The LS errors we want to minimize are 

$$ S(\mu) = \sum (y_i - \mu)^2 $$
Taking derivatives and setting equal to zero we have that 

$$\frac{\partial S}{\partial \mu} = 0 = -2 \; \sum (y_i - \mu) \implies \sum y_i = n \mu $$
So $\hat{\mu} = \bar{y}$


##Problem 14.5
_Three objects are located on a line at points p1 < p2 < p3. These locations are not precisely known. A surveyor makes the following measurements: a. He stands at the origin and measures the three distances from there to p1, p2, p3. Let these measurements be denoted by Y1, Y2, Y3. b. He goes to p1 and measures the distances from there to p2 and p3. Let these measurements be denoted by Y4, Y5. c. He goes to p2 and measures the distance from there to p3. Denote this measurement by Y6.He thus makes six measurements in all, and they are all subject to error. In order to estimate the values p1, p2, p3, he decides to combine all the measurements by the method of least squares. Using matrix notation, explain clearly how the least squares estimates would be calculated (you don't have to do the actual calculations)._

Rice, John A.. Mathematical Statistics and Data Analysis (Available 2010 Titles Enhanced Web Assign) (Page 592). Cengage Textbook. Kindle Edition. 

The predictors are $X_i \in \{-1,0,1\}$ there will be three of them corresponding to the three objects.  We'll be adding vectors to determine how the measurement was made. The coefficients are $d_1, d_2, d_3$ and these will denote the unknown distances.

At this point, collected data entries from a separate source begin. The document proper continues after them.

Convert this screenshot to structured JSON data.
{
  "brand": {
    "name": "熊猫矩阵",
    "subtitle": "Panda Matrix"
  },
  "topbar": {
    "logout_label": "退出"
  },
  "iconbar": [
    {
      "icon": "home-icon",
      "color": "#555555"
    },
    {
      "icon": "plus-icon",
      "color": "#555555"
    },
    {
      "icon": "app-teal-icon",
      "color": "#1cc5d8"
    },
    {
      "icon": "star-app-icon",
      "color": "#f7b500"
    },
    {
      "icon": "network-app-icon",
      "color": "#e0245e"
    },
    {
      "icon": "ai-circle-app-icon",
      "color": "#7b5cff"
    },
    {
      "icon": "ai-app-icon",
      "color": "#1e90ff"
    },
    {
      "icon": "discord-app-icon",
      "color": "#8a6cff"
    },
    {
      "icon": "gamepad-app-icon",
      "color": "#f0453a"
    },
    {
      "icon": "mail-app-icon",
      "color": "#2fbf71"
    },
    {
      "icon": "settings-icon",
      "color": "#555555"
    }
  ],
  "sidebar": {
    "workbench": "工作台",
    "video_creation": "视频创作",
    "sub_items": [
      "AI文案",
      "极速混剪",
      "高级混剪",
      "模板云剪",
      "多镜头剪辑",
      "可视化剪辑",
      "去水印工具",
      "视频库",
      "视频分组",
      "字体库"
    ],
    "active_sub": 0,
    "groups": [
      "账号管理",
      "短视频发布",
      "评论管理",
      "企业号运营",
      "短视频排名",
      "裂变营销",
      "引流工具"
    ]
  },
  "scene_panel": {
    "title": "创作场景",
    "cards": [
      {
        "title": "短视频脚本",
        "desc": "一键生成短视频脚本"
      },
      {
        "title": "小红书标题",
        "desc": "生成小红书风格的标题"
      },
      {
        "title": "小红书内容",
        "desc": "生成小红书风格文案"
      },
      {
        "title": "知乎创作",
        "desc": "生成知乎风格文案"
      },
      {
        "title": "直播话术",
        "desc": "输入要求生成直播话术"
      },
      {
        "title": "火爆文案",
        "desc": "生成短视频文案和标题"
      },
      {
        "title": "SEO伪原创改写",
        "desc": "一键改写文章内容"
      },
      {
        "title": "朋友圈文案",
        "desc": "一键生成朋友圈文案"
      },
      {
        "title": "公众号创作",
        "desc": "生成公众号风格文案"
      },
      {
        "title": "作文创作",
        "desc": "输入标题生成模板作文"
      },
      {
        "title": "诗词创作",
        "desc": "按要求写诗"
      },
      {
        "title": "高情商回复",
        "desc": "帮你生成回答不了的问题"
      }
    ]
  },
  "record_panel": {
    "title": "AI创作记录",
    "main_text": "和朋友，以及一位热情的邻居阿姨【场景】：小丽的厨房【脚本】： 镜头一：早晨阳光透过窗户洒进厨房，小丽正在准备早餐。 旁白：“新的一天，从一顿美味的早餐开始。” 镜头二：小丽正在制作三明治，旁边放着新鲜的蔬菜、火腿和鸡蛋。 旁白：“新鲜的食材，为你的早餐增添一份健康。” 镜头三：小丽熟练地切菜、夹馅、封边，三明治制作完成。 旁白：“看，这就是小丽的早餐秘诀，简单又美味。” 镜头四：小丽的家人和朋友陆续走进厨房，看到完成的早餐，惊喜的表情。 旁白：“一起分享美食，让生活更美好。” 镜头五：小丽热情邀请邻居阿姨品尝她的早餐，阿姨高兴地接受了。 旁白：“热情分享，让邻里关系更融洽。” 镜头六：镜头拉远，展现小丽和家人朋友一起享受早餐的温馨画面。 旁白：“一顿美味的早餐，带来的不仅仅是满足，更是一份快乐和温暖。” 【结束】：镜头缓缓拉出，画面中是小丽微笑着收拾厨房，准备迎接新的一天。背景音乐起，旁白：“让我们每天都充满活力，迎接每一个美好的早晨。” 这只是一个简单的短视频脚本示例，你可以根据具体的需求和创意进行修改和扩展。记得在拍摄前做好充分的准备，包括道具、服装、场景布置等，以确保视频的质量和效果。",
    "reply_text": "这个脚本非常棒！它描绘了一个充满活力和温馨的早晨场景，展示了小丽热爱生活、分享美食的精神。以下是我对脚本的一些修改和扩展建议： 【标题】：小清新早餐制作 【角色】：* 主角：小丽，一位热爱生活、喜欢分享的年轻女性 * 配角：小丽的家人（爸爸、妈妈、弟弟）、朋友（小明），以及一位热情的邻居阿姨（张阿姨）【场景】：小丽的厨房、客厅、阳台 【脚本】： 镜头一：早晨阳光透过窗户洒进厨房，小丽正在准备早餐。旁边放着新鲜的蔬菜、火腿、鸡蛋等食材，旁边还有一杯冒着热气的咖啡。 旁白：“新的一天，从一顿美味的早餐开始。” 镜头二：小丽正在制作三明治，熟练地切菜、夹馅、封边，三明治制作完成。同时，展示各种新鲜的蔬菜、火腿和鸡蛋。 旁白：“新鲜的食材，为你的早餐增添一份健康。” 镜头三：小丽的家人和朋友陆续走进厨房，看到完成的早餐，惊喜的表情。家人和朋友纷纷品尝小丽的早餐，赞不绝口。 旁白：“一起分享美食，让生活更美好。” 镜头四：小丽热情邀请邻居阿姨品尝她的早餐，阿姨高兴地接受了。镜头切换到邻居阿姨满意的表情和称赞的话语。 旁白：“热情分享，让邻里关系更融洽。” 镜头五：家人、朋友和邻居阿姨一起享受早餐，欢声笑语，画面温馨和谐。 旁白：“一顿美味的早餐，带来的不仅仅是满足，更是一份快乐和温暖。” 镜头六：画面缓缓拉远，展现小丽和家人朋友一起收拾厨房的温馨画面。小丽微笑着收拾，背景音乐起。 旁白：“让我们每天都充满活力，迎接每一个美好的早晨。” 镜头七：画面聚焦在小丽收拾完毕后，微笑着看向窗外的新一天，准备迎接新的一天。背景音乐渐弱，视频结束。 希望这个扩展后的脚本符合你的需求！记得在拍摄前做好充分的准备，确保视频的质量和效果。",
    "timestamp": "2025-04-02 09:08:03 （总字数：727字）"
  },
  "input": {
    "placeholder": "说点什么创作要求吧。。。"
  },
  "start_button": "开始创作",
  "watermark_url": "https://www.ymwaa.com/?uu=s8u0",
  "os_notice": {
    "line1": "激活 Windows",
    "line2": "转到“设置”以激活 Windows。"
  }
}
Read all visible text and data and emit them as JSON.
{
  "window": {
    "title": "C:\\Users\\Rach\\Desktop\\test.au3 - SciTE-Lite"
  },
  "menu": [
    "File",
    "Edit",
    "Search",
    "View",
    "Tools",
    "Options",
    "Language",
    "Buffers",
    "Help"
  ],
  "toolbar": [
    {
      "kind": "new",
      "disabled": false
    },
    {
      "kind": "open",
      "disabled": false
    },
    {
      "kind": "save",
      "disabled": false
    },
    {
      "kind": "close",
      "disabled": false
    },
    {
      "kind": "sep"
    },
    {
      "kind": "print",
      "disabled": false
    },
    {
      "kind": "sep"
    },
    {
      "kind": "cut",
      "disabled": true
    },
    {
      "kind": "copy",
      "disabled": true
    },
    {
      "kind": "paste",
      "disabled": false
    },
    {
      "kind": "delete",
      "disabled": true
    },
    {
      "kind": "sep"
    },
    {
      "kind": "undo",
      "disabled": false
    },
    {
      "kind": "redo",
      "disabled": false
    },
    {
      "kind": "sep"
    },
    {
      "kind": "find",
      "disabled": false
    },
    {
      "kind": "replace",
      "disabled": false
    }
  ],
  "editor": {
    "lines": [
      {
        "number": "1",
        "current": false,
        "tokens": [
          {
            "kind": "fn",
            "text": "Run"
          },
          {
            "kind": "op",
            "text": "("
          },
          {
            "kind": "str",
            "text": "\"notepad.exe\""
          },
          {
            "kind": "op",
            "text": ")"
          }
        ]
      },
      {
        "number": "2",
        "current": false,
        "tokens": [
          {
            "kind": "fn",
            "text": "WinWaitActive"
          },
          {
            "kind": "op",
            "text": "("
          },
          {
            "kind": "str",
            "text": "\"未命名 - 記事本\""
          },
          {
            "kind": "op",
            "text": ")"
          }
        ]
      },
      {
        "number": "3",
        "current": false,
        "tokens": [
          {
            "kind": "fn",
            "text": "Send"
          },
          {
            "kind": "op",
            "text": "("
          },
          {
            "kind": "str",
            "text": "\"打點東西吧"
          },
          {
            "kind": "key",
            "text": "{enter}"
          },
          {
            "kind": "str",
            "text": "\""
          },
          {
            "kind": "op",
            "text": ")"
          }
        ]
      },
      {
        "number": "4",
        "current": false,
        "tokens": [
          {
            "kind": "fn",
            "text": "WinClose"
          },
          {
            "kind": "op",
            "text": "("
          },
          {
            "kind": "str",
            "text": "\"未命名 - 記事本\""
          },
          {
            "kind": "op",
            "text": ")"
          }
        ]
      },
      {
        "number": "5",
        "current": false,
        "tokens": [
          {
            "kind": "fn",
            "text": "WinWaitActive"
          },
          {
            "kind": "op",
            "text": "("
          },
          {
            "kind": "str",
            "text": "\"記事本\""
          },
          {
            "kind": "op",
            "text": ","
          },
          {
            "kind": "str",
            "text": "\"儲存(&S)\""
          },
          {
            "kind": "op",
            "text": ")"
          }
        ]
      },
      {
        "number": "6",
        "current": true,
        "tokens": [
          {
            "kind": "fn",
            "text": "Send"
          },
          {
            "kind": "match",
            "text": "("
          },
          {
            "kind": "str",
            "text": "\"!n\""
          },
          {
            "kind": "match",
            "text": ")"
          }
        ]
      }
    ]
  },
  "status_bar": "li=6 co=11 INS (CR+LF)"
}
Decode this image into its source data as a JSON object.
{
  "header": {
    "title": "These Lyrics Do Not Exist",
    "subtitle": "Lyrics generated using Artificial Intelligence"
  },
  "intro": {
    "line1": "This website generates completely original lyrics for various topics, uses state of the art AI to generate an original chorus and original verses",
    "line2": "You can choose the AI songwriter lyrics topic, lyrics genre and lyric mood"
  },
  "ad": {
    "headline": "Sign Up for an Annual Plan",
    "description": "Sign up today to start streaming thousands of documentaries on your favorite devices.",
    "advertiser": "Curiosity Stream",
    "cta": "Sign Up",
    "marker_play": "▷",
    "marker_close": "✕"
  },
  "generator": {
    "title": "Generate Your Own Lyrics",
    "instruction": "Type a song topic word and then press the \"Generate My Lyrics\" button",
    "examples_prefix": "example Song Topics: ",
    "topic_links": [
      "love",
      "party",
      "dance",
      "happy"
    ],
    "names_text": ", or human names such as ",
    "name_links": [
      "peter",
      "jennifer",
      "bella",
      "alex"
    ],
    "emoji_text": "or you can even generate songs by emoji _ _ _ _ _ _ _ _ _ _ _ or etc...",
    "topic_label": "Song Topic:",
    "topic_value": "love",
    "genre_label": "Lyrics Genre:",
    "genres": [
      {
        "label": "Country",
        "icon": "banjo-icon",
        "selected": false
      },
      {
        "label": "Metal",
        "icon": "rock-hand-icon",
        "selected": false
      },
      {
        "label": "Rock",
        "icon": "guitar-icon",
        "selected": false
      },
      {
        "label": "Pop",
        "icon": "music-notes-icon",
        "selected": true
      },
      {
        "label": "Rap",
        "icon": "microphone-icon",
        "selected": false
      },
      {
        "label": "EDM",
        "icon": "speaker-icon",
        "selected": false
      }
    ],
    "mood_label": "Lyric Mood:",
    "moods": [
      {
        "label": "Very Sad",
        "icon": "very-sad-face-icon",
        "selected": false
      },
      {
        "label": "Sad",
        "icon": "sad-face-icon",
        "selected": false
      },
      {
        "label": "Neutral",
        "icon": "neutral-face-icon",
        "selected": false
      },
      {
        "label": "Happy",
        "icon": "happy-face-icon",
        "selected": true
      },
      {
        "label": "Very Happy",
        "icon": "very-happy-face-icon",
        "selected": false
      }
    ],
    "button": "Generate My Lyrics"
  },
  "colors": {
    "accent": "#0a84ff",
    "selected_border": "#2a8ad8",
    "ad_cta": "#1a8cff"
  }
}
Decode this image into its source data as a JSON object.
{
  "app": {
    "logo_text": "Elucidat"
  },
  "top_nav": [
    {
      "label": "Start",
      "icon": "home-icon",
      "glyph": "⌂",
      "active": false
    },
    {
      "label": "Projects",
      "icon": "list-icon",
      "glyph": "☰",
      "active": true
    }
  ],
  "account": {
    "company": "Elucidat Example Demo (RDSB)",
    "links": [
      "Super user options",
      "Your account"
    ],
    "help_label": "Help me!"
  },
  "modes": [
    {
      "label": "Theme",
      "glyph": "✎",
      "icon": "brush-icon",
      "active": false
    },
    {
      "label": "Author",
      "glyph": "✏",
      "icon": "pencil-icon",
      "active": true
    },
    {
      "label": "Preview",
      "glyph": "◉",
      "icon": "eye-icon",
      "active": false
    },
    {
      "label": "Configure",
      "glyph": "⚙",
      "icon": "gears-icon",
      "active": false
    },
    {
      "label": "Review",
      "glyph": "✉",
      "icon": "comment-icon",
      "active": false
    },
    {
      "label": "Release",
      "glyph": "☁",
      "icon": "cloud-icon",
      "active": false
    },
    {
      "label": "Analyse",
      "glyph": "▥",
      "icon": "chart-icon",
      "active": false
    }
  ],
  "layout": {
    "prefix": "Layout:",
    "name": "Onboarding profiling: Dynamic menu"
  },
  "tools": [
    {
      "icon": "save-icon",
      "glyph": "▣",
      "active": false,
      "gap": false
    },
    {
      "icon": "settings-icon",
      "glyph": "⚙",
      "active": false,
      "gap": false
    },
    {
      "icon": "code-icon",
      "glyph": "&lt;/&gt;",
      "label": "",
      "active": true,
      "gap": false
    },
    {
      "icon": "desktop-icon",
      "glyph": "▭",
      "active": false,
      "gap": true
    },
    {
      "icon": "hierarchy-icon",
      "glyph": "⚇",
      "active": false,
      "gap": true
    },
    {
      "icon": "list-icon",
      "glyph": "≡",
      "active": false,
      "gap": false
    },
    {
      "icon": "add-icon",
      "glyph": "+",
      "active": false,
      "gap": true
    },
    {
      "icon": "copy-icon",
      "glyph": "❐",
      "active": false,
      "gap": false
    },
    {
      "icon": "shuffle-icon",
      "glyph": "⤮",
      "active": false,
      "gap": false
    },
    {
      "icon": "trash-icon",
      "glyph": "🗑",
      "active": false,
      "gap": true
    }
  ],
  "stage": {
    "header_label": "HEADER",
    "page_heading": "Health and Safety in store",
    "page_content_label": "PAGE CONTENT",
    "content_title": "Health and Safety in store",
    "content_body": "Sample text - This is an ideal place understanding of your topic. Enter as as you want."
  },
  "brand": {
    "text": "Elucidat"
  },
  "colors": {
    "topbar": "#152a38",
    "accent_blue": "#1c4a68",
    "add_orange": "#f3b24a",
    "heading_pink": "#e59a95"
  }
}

There is no intercept in this model. 

The matrix equation that needs to be solve in this case is 

$$ \textbf{Y} = \textbf{X} \textbf{d} $$
Where 

$$Y =\left(
\begin{array}{c}
Y_1\\
Y_2\\
Y_3\\
Y_4\\
Y_5\\
Y_6
\end{array}
\right) =
\left(
\begin{array}{ccc}
1 & 0 & 0\\
0 & 1 & 0\\
0 & 0 & 1\\
-1 & 1 & 0\\
-1 & 0 & 1\\
0 & -1 & 1
\end{array}
\right)
\left(
\begin{array}{c}
d_1 \\
d_2 \\
d_3
\end{array}
\right)
$$

The matrix solution is given by 

$$(\textbf{X}^\intercal \textbf{X} )^{-1} \;  \textbf{X}^\intercal \textbf{Y}  = \hat{\textbf{d}}$$

which is derived by solving the least squares problem for the model $\textbf{Y} = \textbf{X} \textbf{d} + \boldsymbol\epsilon$  In practice the matrix equation is solved numerically using the QR matrix factorization. 


##Problem 14.30

Find $Var(\bar{X})$ where 

$$ \textbf{X} = (X_1, \ldots , X_n) \ni Var(X_i)=\sigma \; \forall \; i $$
and 
$$ Cov(X_i,X_j)= \rho \, \sigma \; \forall \; i \neq j$$
The covariance matrix of the random vector $X$ is given by

$$\Sigma_{X \; X} = 
\left(\begin{array}{cccc}
\sigma^2 & \rho\sigma^2 & \cdots & \rho\sigma^2  \\
\rho\sigma^2 & \sigma^2 & \cdots & \rho\sigma^2  \\
\vdots & \vdots & \ddots & \vdots  \\
\rho\sigma^2 & \rho\sigma^2 & \cdots & \sigma^2 
\end{array}
\right)
$$
Now consider the mean as a vector.

$$Y = \frac{1}{n} \textbf{1}^\intercal X = \bar{X} \in \mathbb{R}^1$$
$\Sigma_{Y \, Y}$ is given by a special case of the covarinace expression for affine transforms of random vectors


$$\textbf{Y}= \textbf{A} \textbf{X} \;\; \textbf{Z}= \textbf{B} \textbf{X} \implies \Sigma_{Y \,Z} =\textbf{A}^\intercal \Sigma_{X \,X} \textbf{B} $$

We have that 

$$\Sigma_{Y \, Y} = \frac{1}{n} \textbf{1}^\intercal \;\Sigma_{X  X} \;\frac{1}{n} \textbf{1} =
\frac{1}{n} \textbf{1}^\intercal 
\left(\begin{array}{c}
\sigma^2 + (n-1)\rho\sigma^2  \\
\vdots  \\
\sigma^2 + (n-1)\rho\sigma^2  \\
\end{array}
\right)=
\frac{\sigma^2}{n} (1 + (n-1)\rho)
$$
Now by definition $\Sigma_{Y \, Y}=Var(\bar{X})$ 



##Problem 14.31

Let $$Z= \left(\begin{array}{c}
Z_1  \\
Z_2  \\
Z_3  \\
Z_4  
\end{array}
\right)\in \mathbb{R}^4$$ and  $\Sigma_{Z \, Z} = \sigma^2 I$

$$U = Z_1 + Z_2 + Z_3 +Z_4$$ and $$V= (Z_1+Z_2) - (Z_3 + Z_4)$$
Find $Cov(U,V)$

First let's define $U$ and $V$ as linear forms $U=\textbf{1}^\intercal Z$ and $V=a^\intercal Z \, : \, a=(1,1,-1,-1)$

Then we have 

$$Cov(U,V) = \Sigma_{U \, V} = \textbf{1}^\intercal \,  \Sigma_{Z \, Z}  \, a = \textbf{1}^\intercal 
\left(\begin{array}{c}
\sigma^2  \\
\sigma^2  \\
-\sigma^2  \\
-\sigma^2  
\end{array}
\right) =0$$

We've use the result about the cross covariance of 2 affine transforms of a random vector;

$$\textbf{Y}= \textbf{A} \textbf{X} \;\; \textbf{Z}= \textbf{B} \textbf{X} \implies \Sigma_{Y \,Z} =\textbf{A}^\intercal \Sigma_{X \,X} \textbf{B} $$
We don't need it and the book doesn't state this but we note that adding a constant to $\textbf{Y}$ or $\textbf{Z}$ does not change the cross covariance.